HTML Entity Encode / Decode — HTML entity encode/decode (the basic XSS escape utility)

Common Pitfalls

"We use React, XSS is solved" — dangerouslySetInnerHTML / refs.innerHTML / 3rd-party libs bypass. Combine with CSP.
Hand-rolled regex escape — every context needs a different one. Trust your framework's context-aware rendering.
XSS in iframes — XSS in a same-origin iframe affects the parent. Set frame-ancestors / sandbox.
SVG / Markdown XSS— <script> inside SVG, raw HTML inside Markdown — run through DOMPurify too.
Trusting URL parameters — your page reading its own URL isn't trust.
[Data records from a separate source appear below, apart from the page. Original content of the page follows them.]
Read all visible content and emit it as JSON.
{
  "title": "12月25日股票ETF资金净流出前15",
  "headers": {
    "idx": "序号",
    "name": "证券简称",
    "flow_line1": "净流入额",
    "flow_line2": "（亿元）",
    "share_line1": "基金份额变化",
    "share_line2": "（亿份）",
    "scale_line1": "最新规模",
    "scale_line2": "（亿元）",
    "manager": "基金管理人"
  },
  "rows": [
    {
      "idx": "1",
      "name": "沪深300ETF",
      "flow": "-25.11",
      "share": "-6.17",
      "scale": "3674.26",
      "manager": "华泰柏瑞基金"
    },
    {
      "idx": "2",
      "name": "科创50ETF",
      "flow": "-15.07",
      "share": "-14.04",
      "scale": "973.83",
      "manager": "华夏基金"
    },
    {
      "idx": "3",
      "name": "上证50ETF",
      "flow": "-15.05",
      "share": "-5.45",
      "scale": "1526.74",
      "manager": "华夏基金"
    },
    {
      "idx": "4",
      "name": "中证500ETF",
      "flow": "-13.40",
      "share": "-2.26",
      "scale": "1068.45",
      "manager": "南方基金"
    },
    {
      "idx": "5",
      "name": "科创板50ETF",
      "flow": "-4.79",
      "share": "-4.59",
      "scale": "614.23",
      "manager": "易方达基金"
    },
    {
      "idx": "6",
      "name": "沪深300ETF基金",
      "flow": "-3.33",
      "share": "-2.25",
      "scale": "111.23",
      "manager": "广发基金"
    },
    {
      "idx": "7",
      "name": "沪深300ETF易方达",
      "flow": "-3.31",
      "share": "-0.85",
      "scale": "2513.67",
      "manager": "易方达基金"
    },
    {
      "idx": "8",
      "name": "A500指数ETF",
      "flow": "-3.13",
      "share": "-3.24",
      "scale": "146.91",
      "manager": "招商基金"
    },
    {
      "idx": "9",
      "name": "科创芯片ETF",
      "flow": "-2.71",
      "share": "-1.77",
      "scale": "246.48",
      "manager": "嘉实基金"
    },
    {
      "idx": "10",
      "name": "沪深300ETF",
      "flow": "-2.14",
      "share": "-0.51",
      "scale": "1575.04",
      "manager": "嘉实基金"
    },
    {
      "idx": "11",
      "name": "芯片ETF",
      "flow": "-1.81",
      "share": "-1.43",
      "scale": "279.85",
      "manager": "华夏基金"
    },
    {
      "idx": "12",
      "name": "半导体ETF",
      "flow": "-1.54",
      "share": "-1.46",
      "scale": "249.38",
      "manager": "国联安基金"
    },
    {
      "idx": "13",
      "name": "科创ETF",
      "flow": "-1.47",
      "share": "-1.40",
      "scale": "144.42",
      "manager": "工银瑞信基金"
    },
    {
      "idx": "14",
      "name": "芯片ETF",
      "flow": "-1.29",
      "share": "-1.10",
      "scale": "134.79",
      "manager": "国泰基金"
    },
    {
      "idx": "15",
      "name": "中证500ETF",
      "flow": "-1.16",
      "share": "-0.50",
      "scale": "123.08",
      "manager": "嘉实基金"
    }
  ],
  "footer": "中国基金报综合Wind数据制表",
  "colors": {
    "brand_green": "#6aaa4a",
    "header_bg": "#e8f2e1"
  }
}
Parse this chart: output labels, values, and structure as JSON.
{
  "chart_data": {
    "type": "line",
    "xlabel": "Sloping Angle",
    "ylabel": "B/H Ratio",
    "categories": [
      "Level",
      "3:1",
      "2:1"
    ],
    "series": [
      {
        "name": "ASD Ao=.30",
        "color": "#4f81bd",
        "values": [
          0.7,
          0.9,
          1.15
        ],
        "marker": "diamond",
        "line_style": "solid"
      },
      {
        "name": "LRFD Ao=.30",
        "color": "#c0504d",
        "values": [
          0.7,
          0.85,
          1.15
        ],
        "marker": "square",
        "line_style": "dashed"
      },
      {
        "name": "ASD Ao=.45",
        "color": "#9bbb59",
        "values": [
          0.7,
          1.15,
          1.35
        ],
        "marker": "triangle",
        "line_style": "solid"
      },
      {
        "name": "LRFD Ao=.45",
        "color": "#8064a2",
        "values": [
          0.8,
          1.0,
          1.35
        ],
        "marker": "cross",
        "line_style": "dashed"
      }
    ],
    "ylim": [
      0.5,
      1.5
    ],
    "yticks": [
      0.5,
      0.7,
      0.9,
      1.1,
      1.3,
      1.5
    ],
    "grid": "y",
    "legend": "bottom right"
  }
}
Server-side validate + client-side encode.

Wrap-up

XSS at its core: "user input runs as code". Defense is context-aware escaping + CSP + Trusted Types layered. Don't rely on a single layer.

Practical: a modern framework's (React/Vue/Angular) default escape + DOMPurify (where HTML is allowed) + strict CSP (no unsafe-inline) + security headers. Force review whenever an escape hatch like dangerouslySetInnerHTML is used.